El Pupi hizo muchos goles en su admirable carrera en Inter y en la selección Argentina, pero seguro, ninguno fue como este, el cual le permitió salvar una vida. Fue obra del destino, ese destino que fue su asistidor; el ángel de la guarda de Kopaczen le habilitó de diestra y selló su destino. Cuando no toca, no toca; ese fue el toque-toque del momento bisagra de la vida del fiscal polaco. El mayor premio de la carrera del Tractor Zanetti no fue un triplete, una Champions, una Liga Italiana, ni algo parecido, fue una carta de Kopaczen agradeciéndole por haber conectado ese remate con la zurda y vulnerar el arco inglés, por haber metido el gol de su vida y salvarlo de un trágico destino.
La ubicación de Zanetti esa noche del 30 de junio de 1998 era el Stade Geoffroy Guichard de la ciudad de Saint Etienne; se encontraba disputando los octavos de final de la Copa del Mundo del mismo año en el encuentro donde su selección chocaba con Inglaterra. En la contraparte Kopaczen estaba muy cómodo en el sillón de su casa, presenciando el encuentro entre ingleses y argentinos. Lleno de júbilo y emoción por aquel partido emocionante, el fiscal Kopaczen decidió no perdérselo por nada del mundo, a pesar de que su auto estaba afuera y debía guardarlo a la hora de siempre, como todos los días. Poco le importó la situación álgida de seguridad que vivía, ni las amenazas de muerte por parte de una banda de extorsionistas que le involucraron por un caso judicial de esos que quieren callar bocas y no quieren dejar cabos sueltos.
Empezó el partido y rápidamente con apenas seis minutos de juego el árbitro danés Nielsen, pitó un penal para Argentina que Gabriel Omar Batistuta cambió por gol –casi lo ataja Seaman-. Siguieron las acciones, ida y vuelta, aquí y allá. Cuatro minutos después y quizá con el pito muy caliente, el colegiado pitó otro penal, pero esta vez para Inglaterra. Alan Shearer tomó la pelota y sin contemplaciones fusiló a Roa e igualó el marcador. El partido no daba respiro, y seis minutos después, a un ritmo frenético, el joven Michael Owen en una corrida memorable ponía en ventaja a la selección de los tres leones.

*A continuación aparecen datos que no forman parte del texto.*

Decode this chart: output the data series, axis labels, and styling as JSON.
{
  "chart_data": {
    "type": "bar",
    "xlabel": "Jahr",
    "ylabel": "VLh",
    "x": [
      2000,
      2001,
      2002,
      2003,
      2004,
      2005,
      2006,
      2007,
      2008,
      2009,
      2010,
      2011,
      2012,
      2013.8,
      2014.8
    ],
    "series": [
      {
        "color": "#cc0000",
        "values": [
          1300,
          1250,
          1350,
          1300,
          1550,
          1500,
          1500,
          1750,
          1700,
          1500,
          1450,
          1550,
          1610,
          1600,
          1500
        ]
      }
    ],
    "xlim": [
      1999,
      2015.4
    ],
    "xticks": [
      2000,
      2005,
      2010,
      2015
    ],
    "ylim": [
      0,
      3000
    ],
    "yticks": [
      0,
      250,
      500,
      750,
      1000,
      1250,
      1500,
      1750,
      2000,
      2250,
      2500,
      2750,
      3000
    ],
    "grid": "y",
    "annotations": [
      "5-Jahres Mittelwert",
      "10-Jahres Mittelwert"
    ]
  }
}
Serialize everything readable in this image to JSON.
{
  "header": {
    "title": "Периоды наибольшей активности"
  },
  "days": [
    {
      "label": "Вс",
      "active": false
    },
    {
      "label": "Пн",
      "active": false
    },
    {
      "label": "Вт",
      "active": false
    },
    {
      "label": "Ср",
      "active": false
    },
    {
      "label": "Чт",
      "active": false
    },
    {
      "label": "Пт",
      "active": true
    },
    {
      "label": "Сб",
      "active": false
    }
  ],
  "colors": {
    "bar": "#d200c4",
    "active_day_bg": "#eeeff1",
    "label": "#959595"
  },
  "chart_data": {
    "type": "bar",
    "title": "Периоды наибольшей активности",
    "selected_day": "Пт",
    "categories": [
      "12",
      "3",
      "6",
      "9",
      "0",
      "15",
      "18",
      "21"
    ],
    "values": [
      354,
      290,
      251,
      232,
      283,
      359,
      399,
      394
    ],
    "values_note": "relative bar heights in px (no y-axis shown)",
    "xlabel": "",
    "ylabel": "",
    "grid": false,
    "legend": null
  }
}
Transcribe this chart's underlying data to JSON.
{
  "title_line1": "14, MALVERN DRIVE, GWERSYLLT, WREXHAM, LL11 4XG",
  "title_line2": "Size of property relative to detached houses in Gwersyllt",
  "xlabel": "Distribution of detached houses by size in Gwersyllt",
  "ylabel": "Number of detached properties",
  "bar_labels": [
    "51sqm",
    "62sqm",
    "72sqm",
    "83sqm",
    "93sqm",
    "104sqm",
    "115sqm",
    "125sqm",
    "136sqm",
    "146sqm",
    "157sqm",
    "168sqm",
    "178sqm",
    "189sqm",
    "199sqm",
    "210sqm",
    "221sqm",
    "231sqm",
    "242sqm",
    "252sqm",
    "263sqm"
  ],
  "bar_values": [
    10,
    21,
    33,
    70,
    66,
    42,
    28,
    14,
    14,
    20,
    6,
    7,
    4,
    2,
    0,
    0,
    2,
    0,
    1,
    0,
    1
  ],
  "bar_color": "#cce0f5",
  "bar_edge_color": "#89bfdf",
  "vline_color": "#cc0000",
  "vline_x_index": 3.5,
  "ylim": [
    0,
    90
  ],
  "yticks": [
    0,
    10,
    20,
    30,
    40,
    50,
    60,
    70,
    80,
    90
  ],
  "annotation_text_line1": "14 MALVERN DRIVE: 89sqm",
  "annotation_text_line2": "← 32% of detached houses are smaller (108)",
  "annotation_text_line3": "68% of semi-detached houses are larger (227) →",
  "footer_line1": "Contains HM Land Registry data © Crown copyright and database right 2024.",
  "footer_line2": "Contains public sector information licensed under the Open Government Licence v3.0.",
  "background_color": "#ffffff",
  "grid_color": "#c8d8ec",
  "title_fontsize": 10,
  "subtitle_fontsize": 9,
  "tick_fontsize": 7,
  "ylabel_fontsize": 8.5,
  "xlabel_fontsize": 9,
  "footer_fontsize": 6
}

El partido estaba al rojo vivo y Kopaczen sabía que tenía que irse, pero no quería. Aun así, al ver una leve tregua de 28 minutos con el marcador y las acciones parejas, decidió no aplazar más su obligación algo pospuesta de guardar su auto donde lo hacia todas las noches. Tomó las llaves, se puso su gorra, abrió la puerta y se dispuso a salir; no había puesto un pie afuera cuando el otro protagonista de esta historia, el Pupi Zanetti, después de una jugada de laboratorio que perpetraron Verón, Batistuta y él; la mandó a guardar para darle el empate a Argentina. 2 a 2. Gol del camisa 22. Era una señal. Quedémonos, dijo Kopaczen, quien una vez más aplazó sus deberes por culpa de la bola.
Segundo tiempo en marcha, partido reñido, expulsión de Beckham de por medio; nerviosismo de tiempo extra y gol de oro, ocurrió lo impensado: Todo fue confusión y caos; las amenazas se habían cumplido, el auto de Kopaczen estalló justo enfrente de su casa. Una explosión ensordecedora dejo perplejo al fiscal, que de no haber sido por ese gol de Zanetti, habría volado en mil pedazos y su vida se habría acabado.
El Pupi hizo muchos goles en su admirable carrera en Inter y en la selección Argentina, pero seguro, ninguno fue como este, el cual le permitió salvar una vida. Fue obra del destino, ese destino que fue su asistidor; el ángel de la guarda de Kopaczen le habilitó de diestra y selló su destino. Cuando no toca, no toca; ese fue el toque-toque del momento bisagra de la vida del fiscal polaco. El mayor premio de la carrera del Tractor Zanetti no fue un triplete, una Champions, una Liga Italiana, ni algo parecido, fue una carta de Kopaczen agradeciéndole por haber conectado ese remate con la zurda y vulnerar el arco inglés, por haber metido el gol de su vida y salvarlo de un trágico destino.